Indeed, every third-party relationship introduces potential risks, though they aren’t all the same. These include: IP and direct data loss; financial risks; legal issues, regulatory and compliance problems; geopolitical dangers; and privacy risks, to name a few. A third-party breach can also cause irreparable damage to a brand. Although the risks and repercussions vary from industry to industry, company to company and breach to breach, the harsh reality is that all organizations expose themselves to third party risk, and even fourth-party risks. It’s how they address these issues and concerns that matters.

“It’s often difficult to identify who is consuming data through routine business relationships,” Moody says. “Aligning rules, regulations and governance models becomes far more difficult. Policies, procedures and protections often vary greatly across organizations. This points to a need for a third-party risk framework that recognizes risks and mitigates impacts,” he adds. This framework must reach across the enterprise but also touch the various intersection points with outside companies.

Asking the Right Questions

A focus on people, process and technology is at the center of an effective third-party security framework. “It’s not simply a compliance check-box exercise. It’s important to work toward a comprehensive risk-based approach, aligning the level of due diligence to the measured risk of the third-party ” Mandel explains. Along the way, organizations must address a number of crucial issues: What’s the current state of our third-party risk program? Where are we strong and where are we weak? Where are our partners strong and weak? Where do possible security gaps exist? “You don’t have to address everything at once, but you do need to conduct an assessment and ask key questions to ensure that business and security processes are aligned with risk policies,” he notes.

Within a third-party security framework, it’s important for an organization to identify specific risks, classify data and who has access to it, and build access controls and other security protections that match the risk and threat level for specific roles, responsibilities and various other factors. “It’s about understanding the data lifecycle and ensuring that the security framework in place is tiered to address the specific risks,” Mandel explains. This, in turn, translates into a need for assessing systems and data internally but also interviewing partners, vendors and others to understand their business practices. “It’s crucial that processes, practices and systems are all aligned.

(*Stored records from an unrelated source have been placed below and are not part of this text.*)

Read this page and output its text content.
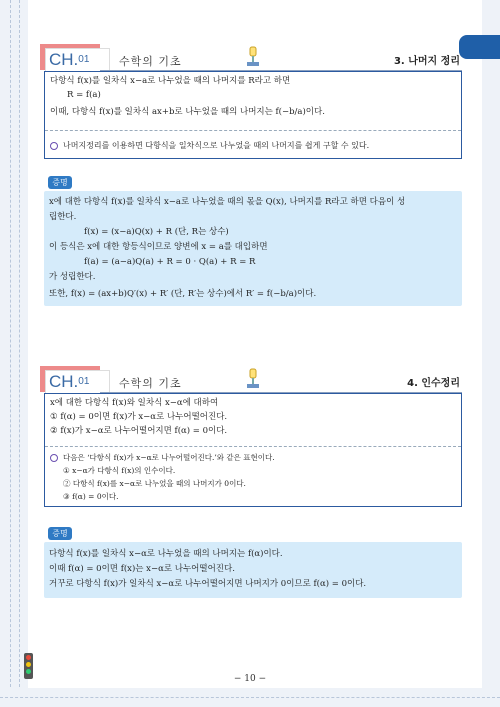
CH.$^{01}$	수학의 기초	3. 나머지 정리
다항식 f(x)를 일차식 x−a로 나누었을 때의 나머지를 R라고 하면
R = f(a)
이때, 다항식 f(x)를 일차식 ax+b로 나누었을 때의 나머지는 f(−b/a)이다.
나머지정리를 이용하면 다항식을 일차식으로 나누었을 때의 나머지를 쉽게 구할 수 있다.
증명
x에 대한 다항식 f(x)를 일차식 x−a로 나누었을 때의 몫을 Q(x), 나머지를 R라고 하면 다음이 성
립한다.
f(x) = (x−a)Q(x) + R (단, R는 상수)
이 등식은 x에 대한 항등식이므로 양변에 x = a를 대입하면
f(a) = (a−a)Q(a) + R = 0 · Q(a) + R = R
가 성립한다.
또한, f(x) = (ax+b)Q′(x) + R′ (단, R′는 상수)에서 R′ = f(−b/a)이다.
CH.$^{01}$	수학의 기초	4. 인수정리
x에 대한 다항식 f(x)와 일차식 x−α에 대하여
① f(α) = 0이면 f(x)가 x−α로 나누어떨어진다.
② f(x)가 x−α로 나누어떨어지면 f(α) = 0이다.
다음은 ‘다항식 f(x)가 x−α로 나누어떨어진다.’와 같은 표현이다.
① x−α가 다항식 f(x)의 인수이다.
② 다항식 f(x)를 x−α로 나누었을 때의 나머지가 0이다.
③ f(α) = 0이다.
증명
다항식 f(x)를 일차식 x−α로 나누었을 때의 나머지는 f(α)이다.
이때 f(α) = 0이면 f(x)는 x−α로 나누어떨어진다.
거꾸로 다항식 f(x)가 일차식 x−α로 나누어떨어지면 나머지가 0이므로 f(α) = 0이다.
− 10 −
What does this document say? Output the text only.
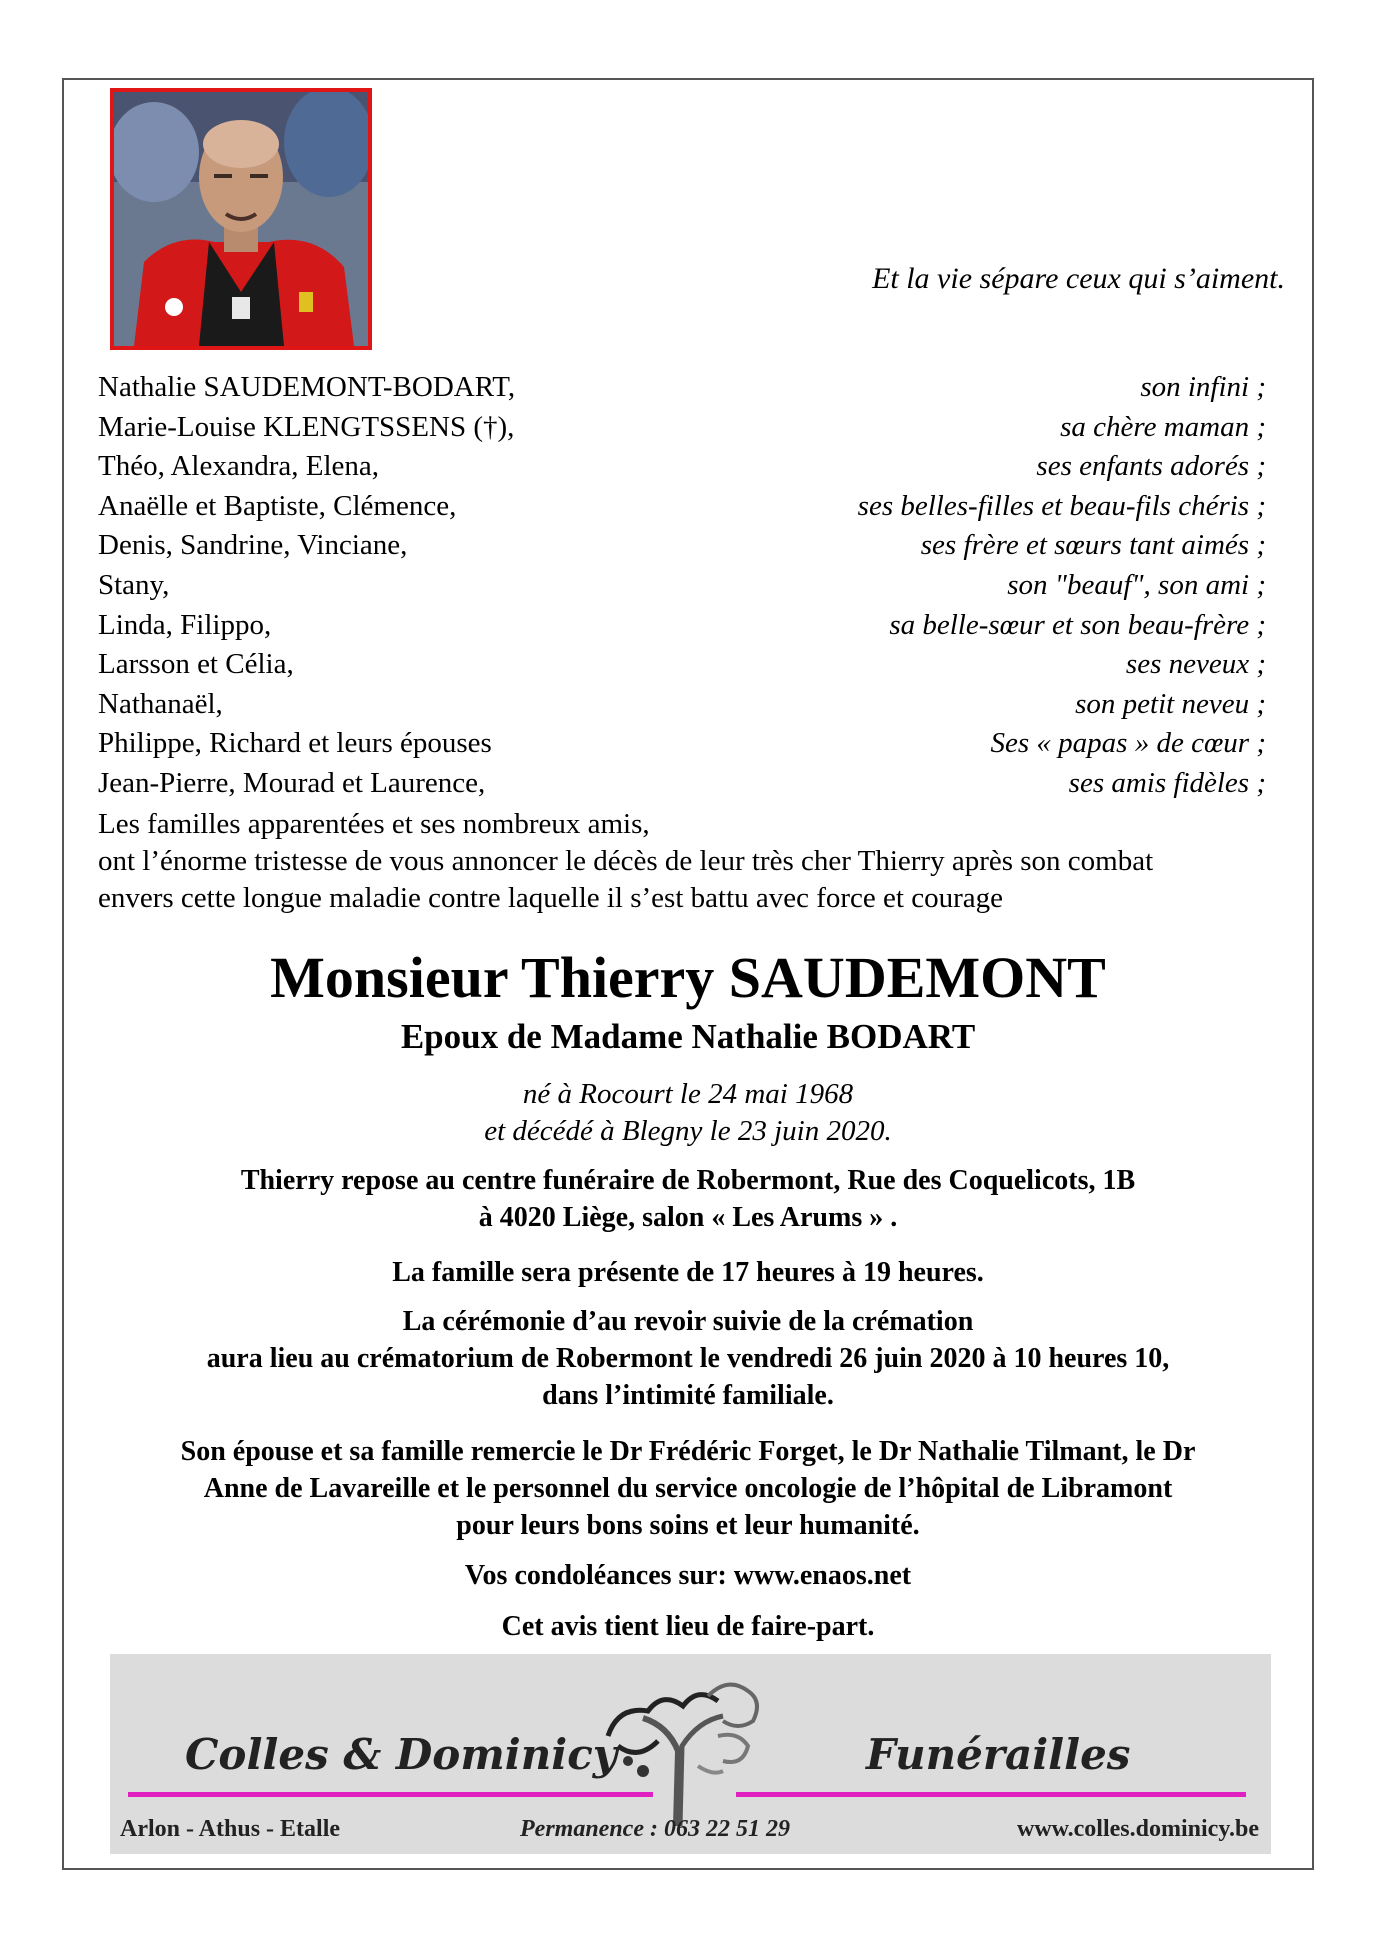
Et la vie sépare ceux qui s’aiment.
Nathalie SAUDEMONT-BODART,	son infini ;
Marie-Louise KLENGTSSENS (†),	sa chère maman ;
Théo, Alexandra, Elena,	ses enfants adorés ;
Anaëlle et Baptiste, Clémence,	ses belles-filles et beau-fils chéris ;
Denis, Sandrine, Vinciane,	ses frère et sœurs tant aimés ;
Stany,	son "beauf", son ami ;
Linda, Filippo,	sa belle-sœur et son beau-frère ;
Larsson et Célia,	ses neveux ;
Nathanaël,	son petit neveu ;
Philippe, Richard et leurs épouses	Ses « papas » de cœur ;
Jean-Pierre, Mourad et Laurence,	ses amis fidèles ;
Les familles apparentées et ses nombreux amis,
ont l’énorme tristesse de vous annoncer le décès de leur très cher Thierry après son combat
envers cette longue maladie contre laquelle il s’est battu avec force et courage
Monsieur Thierry SAUDEMONT
Epoux de Madame Nathalie BODART
né à Rocourt le 24 mai 1968
et décédé à Blegny le 23 juin 2020.
Thierry repose au centre funéraire de Robermont, Rue des Coquelicots, 1B
à 4020 Liège, salon « Les Arums » .
La famille sera présente de 17 heures à 19 heures.
La cérémonie d’au revoir suivie de la crémation
aura lieu au crématorium de Robermont le vendredi 26 juin 2020 à 10 heures 10,
dans l’intimité familiale.
Son épouse et sa famille remercie le Dr Frédéric Forget, le Dr Nathalie Tilmant, le Dr
Anne de Lavareille et le personnel du service oncologie de l’hôpital de Libramont
pour leurs bons soins et leur humanité.
Vos condoléances sur: www.enaos.net
Cet avis tient lieu de faire-part.
Colles & Dominicy	Funérailles
Arlon - Athus - Etalle	Permanence : 063 22 51 29	www.colles.dominicy.be
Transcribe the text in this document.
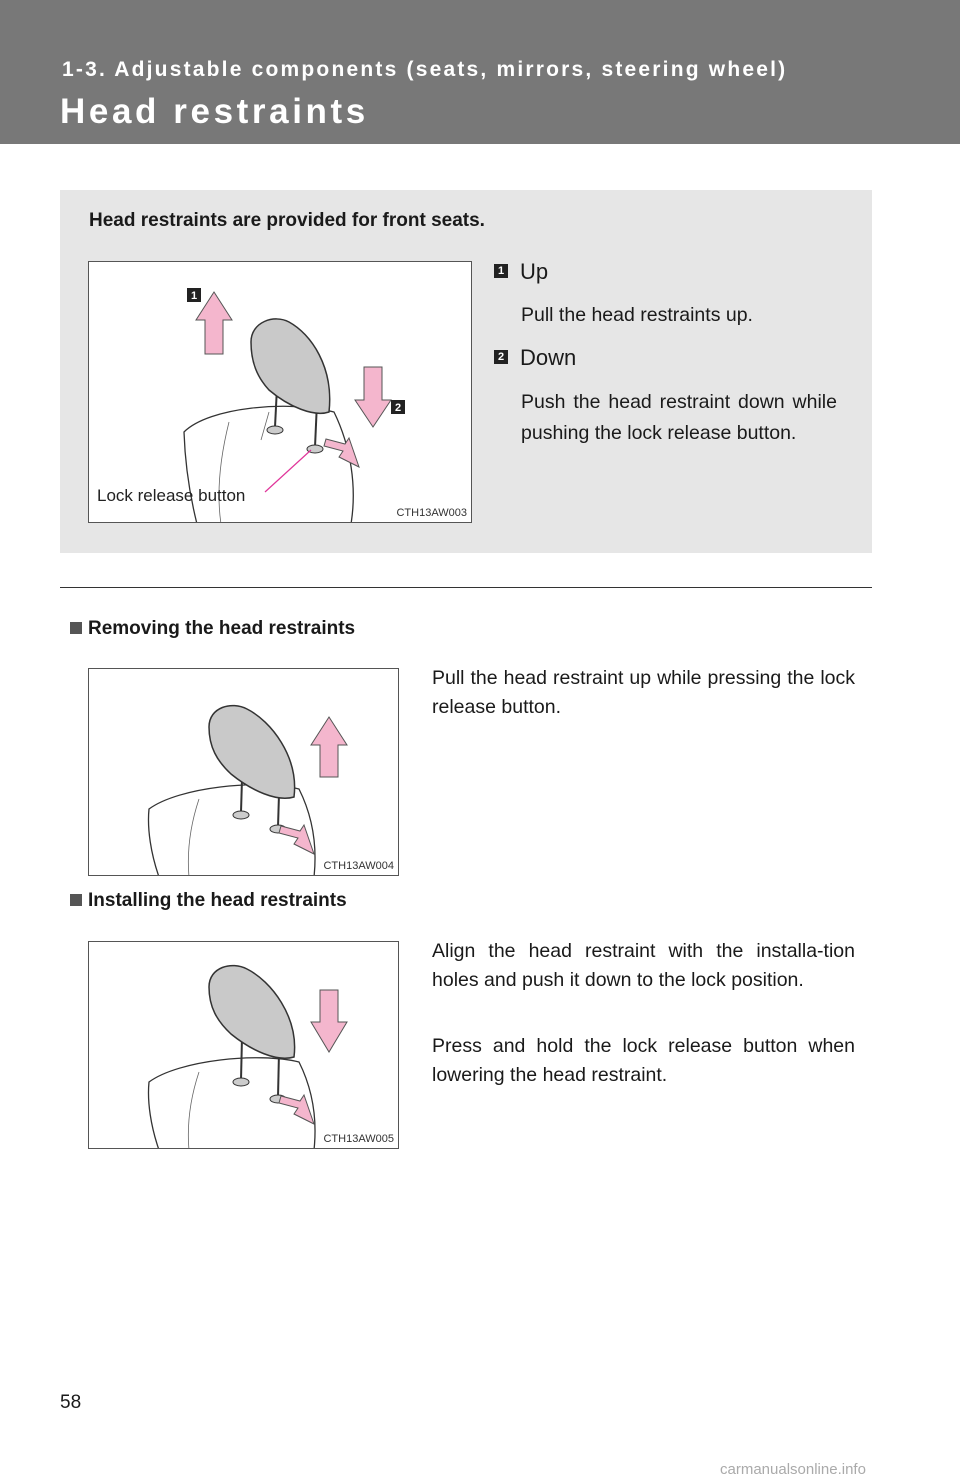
1-3. Adjustable components (seats, mirrors, steering wheel)
Head restraints
Head restraints are provided for front seats.
1
2
Lock release button
CTH13AW003
1 Up
Pull the head restraints up.
2 Down
Push the head restraint down while pushing the lock release button.
Removing the head restraints
CTH13AW004
Pull the head restraint up while pressing the lock release button.
Installing the head restraints
CTH13AW005
Align the head restraint with the installa-tion holes and push it down to the lock position.
Press and hold the lock release button when lowering the head restraint.
58
carmanualsonline.info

It’s an ongoing challenge,” he adds.

After an organization has completed a risk analysis and classified internal data and specific threats, it’s essential to survey vendors, partners and others to understand in detail their policies and practices. This typically involves the outside organization’s staffing strategy, data management and retention practices, access controls, security systems, cyber-insurance framework, and the way it enforces provisions on its contractors, their subcontractors and others. Mandel says it’s wise to delineate specific responsibilities–including how investigations take place and incident response occurs–along with defining penalties for failure. It important to review these agreements periodically, he adds.

Technology, too, plays a role in securing third-party networks, but in the end, there is no simple solution. “Understanding how your organization’s data is used and possibly exposed to third parties is critical. You can’t assume that they are all doing the right things and have the same level of integrity as your company,” Moody says. “You have to build in the tools, technologies and processes to identify your choke points, deliver full data visibility and adopt the right protections.”